The result is a growing array of thriving D2C brands that are creating what the chief executive officer at the Interactive Advertising Bureau has coined “the direct brand economy.”
What’s Next in D2C
Traditional consumer products manufacturers, including many long-established brands, have noticed the shift to D2C and they want a piece of the action. Their motivation is not only attributed to the rise of D2C but the decline of traditional brick-and-mortar establishments. David H. Montgomery of CityLab reports in “The State of D2C Marketing 2019” that approximately 100 million square feet of retail space is closing annually while online shopping continues to grow. One example is PepsiCo which recently launched PantryShop to bundle consumers’ favorite beverages and snacks and deliver direct.

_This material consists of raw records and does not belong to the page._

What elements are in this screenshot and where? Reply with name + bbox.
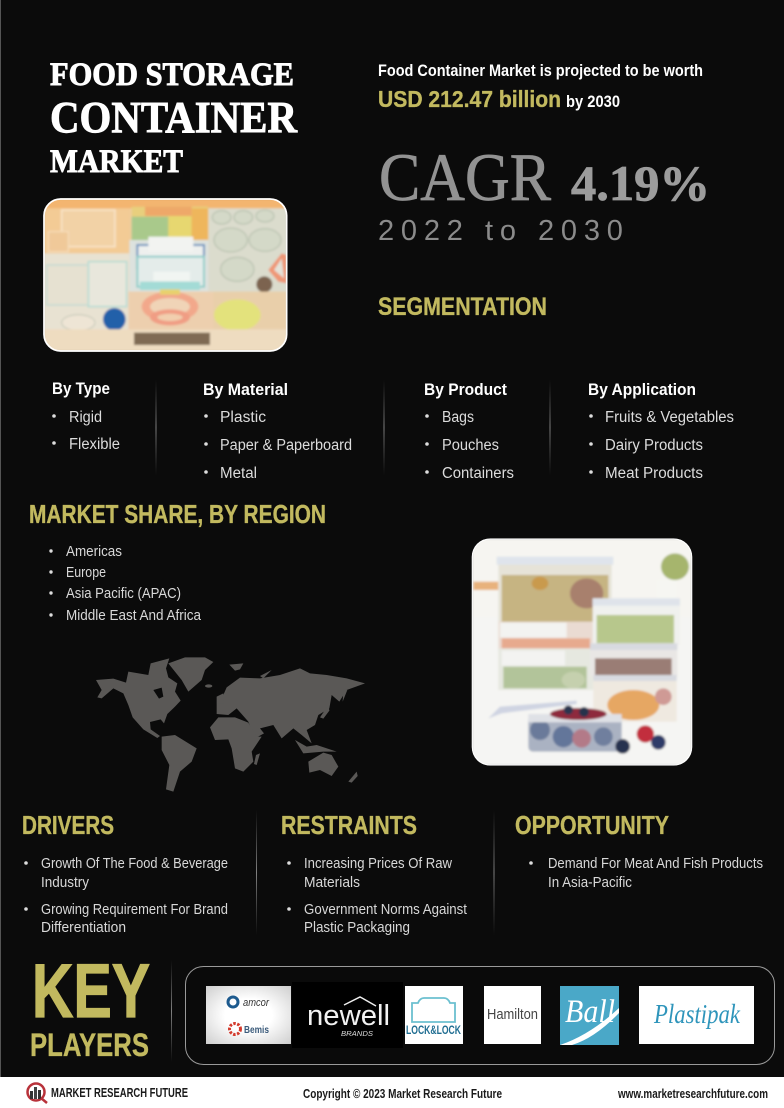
market size statement: Food Container Market is projected to be worth xyxy=(378,62,703,80)
logo: Market Research Future xyxy=(28,1084,188,1103)
panel: drivers: Industry xyxy=(41,875,90,891)
panel: opportunity: Demand For Meat And Fish Products xyxy=(548,856,763,872)
segment: by material: Plastic xyxy=(220,409,266,426)
footer xyxy=(0,1077,784,1108)
panel: restraints xyxy=(281,812,467,936)
logo: Hamilton: Hamilton xyxy=(487,1006,538,1023)
panel: restraints: Increasing Prices Of Raw xyxy=(304,856,452,872)
region list: Middle East And Africa xyxy=(66,608,202,624)
logo: Ball: Ball xyxy=(565,994,615,1030)
title: CONTAINER xyxy=(50,93,298,142)
logo: amcor and Bemis: amcor xyxy=(243,997,270,1009)
panel: drivers: Growing Requirement For Brand xyxy=(41,902,228,918)
logo: Plastipak: Plastipak xyxy=(653,999,741,1029)
panel: key player logos xyxy=(186,966,774,1064)
market size statement: by 2030 xyxy=(566,93,620,111)
panel: restraints: RESTRAINTS xyxy=(281,812,417,840)
logo: amcor and Bemis xyxy=(206,986,291,1044)
panel: drivers: Differentiation xyxy=(41,920,126,936)
panel: drivers: DRIVERS xyxy=(22,812,114,840)
CAGR figure xyxy=(378,139,710,247)
CAGR figure: 2030 xyxy=(538,215,630,247)
segment: by product: By Product xyxy=(424,380,507,399)
panel: opportunity xyxy=(515,812,763,891)
region list xyxy=(49,544,202,624)
title: FOOD STORAGE xyxy=(50,57,294,93)
segment: by type: By Type xyxy=(52,379,110,398)
logo: amcor and Bemis: Bemis xyxy=(244,1024,269,1036)
heading: key players xyxy=(30,949,150,1063)
heading: key players: KEY xyxy=(32,949,150,1034)
segment: by type: Flexible xyxy=(69,436,120,453)
logo: newell brands: BRANDS xyxy=(341,1031,373,1038)
market size statement xyxy=(378,62,703,112)
logo: Plastipak xyxy=(639,986,754,1044)
segment: by product: Bags xyxy=(442,409,474,426)
segment: by application: Meat Products xyxy=(605,465,703,482)
segment: by material: Paper & Paperboard xyxy=(220,437,352,454)
logo: newell brands: newell xyxy=(307,1000,390,1032)
segment: by application: Fruits & Vegetables xyxy=(605,409,734,426)
logo: Market Research Future: MARKET RESEARCH FUTURE xyxy=(51,1086,188,1100)
logo: Ball xyxy=(560,986,619,1045)
segment: by application: Dairy Products xyxy=(605,437,703,454)
heading: market share by region: MARKET SHARE, BY REGION xyxy=(29,501,326,529)
heading: segmentation: SEGMENTATION xyxy=(378,293,547,321)
segment: by material xyxy=(203,380,352,482)
region list: Americas xyxy=(66,544,122,560)
photo: stacked containers xyxy=(472,538,692,766)
logo: Lock and Lock: LOCK&LOCK xyxy=(406,1025,462,1037)
segment: by type xyxy=(52,379,120,453)
panel: drivers: Growth Of The Food & Beverage xyxy=(41,856,228,872)
segment: by material: Metal xyxy=(220,465,257,482)
heading: key players: PLAYERS xyxy=(30,1027,149,1063)
segment: by type: Rigid xyxy=(69,409,102,426)
photo: food storage drawer xyxy=(43,198,287,352)
segment: by product xyxy=(424,380,514,482)
panel: opportunity: In Asia-Pacific xyxy=(548,875,632,891)
segment: by product: Pouches xyxy=(442,437,499,454)
CAGR figure: CAGR xyxy=(379,139,552,215)
segment: by application: By Application xyxy=(588,380,696,399)
region list: Asia Pacific (APAC) xyxy=(66,586,181,602)
world map xyxy=(96,657,365,792)
panel: restraints: Plastic Packaging xyxy=(304,920,410,936)
logo: Lock and Lock xyxy=(405,986,463,1044)
panel: restraints: Materials xyxy=(304,875,360,891)
panel: restraints: Government Norms Against xyxy=(304,902,467,918)
title: MARKET xyxy=(50,144,183,180)
segment: by material: By Material xyxy=(203,380,288,399)
panel: drivers xyxy=(22,812,228,936)
logo: Hamilton xyxy=(484,986,541,1044)
CAGR figure: to xyxy=(485,215,523,247)
segment: by product: Containers xyxy=(442,465,514,482)
region list: Europe xyxy=(66,565,106,581)
segment: by application xyxy=(588,380,734,482)
logo: newell brands xyxy=(292,982,403,1048)
market size statement: USD 212.47 billion xyxy=(378,86,561,112)
CAGR figure: 4.19% xyxy=(571,155,710,211)
title xyxy=(50,57,298,180)
panel: opportunity: OPPORTUNITY xyxy=(515,812,669,840)
CAGR figure: 2022 xyxy=(378,215,470,247)
footer: Copyright © 2023 Market Research Future xyxy=(303,1087,502,1101)
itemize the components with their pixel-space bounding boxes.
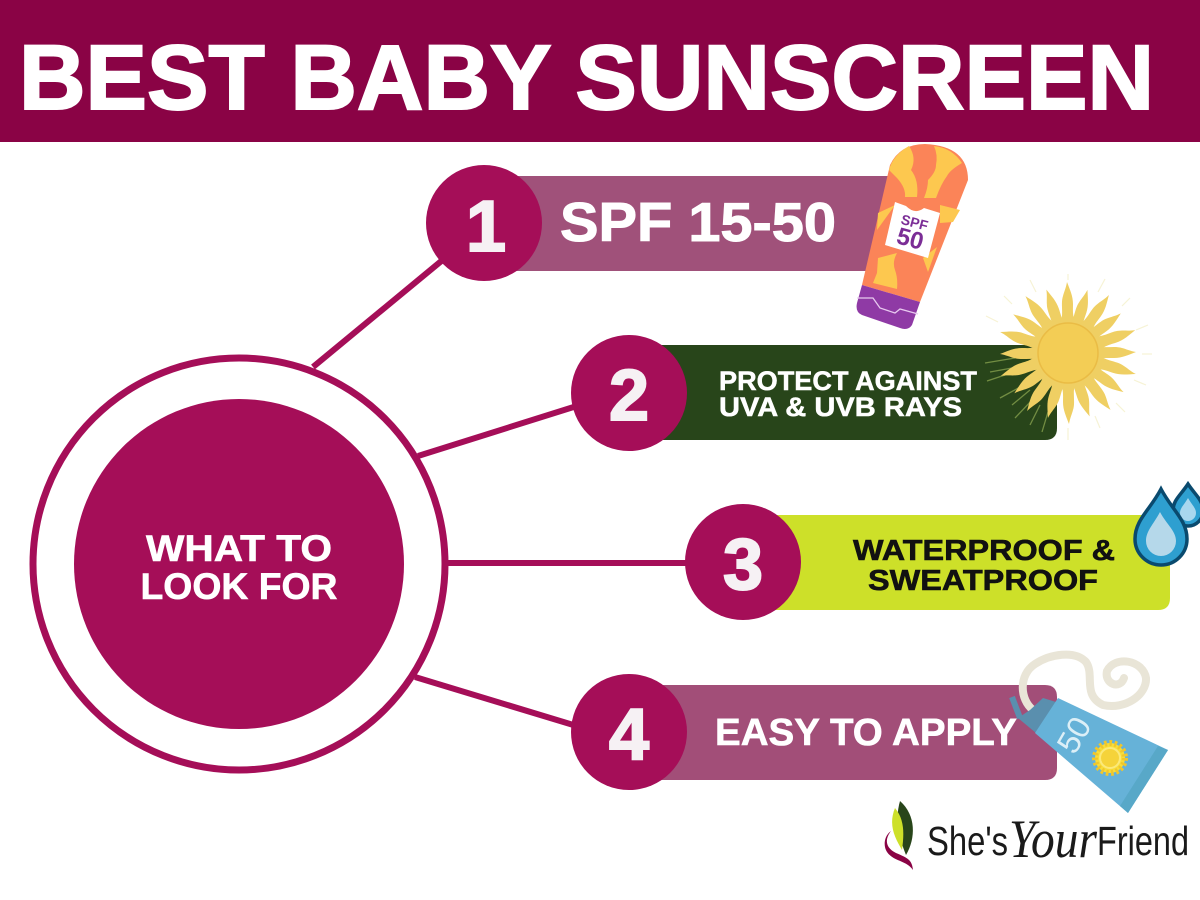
item 3 label: WATERPROOF & — [853, 535, 1115, 567]
item 1 label: SPF 15-50 — [560, 191, 836, 253]
icon: SPF 50 sunscreen bottle — [857, 144, 968, 329]
item 2 label — [719, 366, 977, 422]
item 4: easy to apply — [571, 674, 1057, 790]
item 3 label — [853, 535, 1115, 597]
logo: She's Your Friend: Your — [1009, 809, 1098, 869]
item 2: protect against UVA and UVB rays — [571, 335, 1057, 451]
item 2 label: UVA & UVB RAYS — [719, 392, 962, 422]
bottle label text: SPF — [899, 211, 930, 234]
number 1: 1 — [466, 187, 506, 267]
number 3: 3 — [723, 525, 763, 605]
bottle label text: 50 — [894, 223, 926, 256]
header banner — [0, 0, 1200, 142]
item 1: SPF 15-50 — [426, 165, 900, 281]
item 3 label: SWEATPROOF — [868, 565, 1098, 597]
connector lines — [313, 258, 695, 727]
icon: sun — [985, 274, 1152, 440]
number 2: 2 — [609, 356, 649, 436]
item 4 label: EASY TO APPLY — [715, 712, 1017, 754]
hub label — [140, 528, 338, 607]
icon: water drops — [1135, 484, 1200, 565]
bottle label text — [893, 211, 930, 256]
number 4: 4 — [609, 695, 649, 775]
tube sun emblem — [1095, 743, 1125, 773]
logo mark — [885, 801, 913, 870]
hub label: LOOK FOR — [140, 566, 338, 607]
icon: sunscreen tube with squiggle — [1012, 655, 1168, 813]
item 3: waterproof and sweatproof — [685, 504, 1170, 620]
title: BEST BABY SUNSCREEN — [19, 27, 1154, 129]
logo: She's Your Friend — [885, 801, 1189, 870]
item 2 label: PROTECT AGAINST — [719, 366, 977, 396]
tube 50 text: 50 — [1050, 711, 1098, 759]
central hub: what to look for — [33, 358, 445, 770]
logo wordmark: She's — [927, 818, 1008, 864]
hub label: WHAT TO — [146, 528, 332, 569]
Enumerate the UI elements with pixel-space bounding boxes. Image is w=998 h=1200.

A new D2C trend is incorporating augmented or virtual reality for those who want to touch and see a product more fully. Warby Parker’s Virtual Try-On is an app feature that allows users to use augmented reality to see how frames would fit with their facial features. This not only helps customer’s in their shopping experience, but lowers return rates, which range from 30 – 40 percent for online sales according to Coresight Research.
D2C is Here to Stay
It’s been a decade since Warby Parker started the current D2C model in 2010. Since then, countless new D2C brands are making their mark in many consumer goods categories. This is an indication that we are looking at much more than a passing fad. D2C has become the next evolution in the retail industry. But, as consumers and technologies continue to evolve and shift, one prediction that can be made is that the D2C approach that works today may not work by 2025 and beyond. As consumers continue to drive online sales, it will be each brand’s job to deliver on their expectations.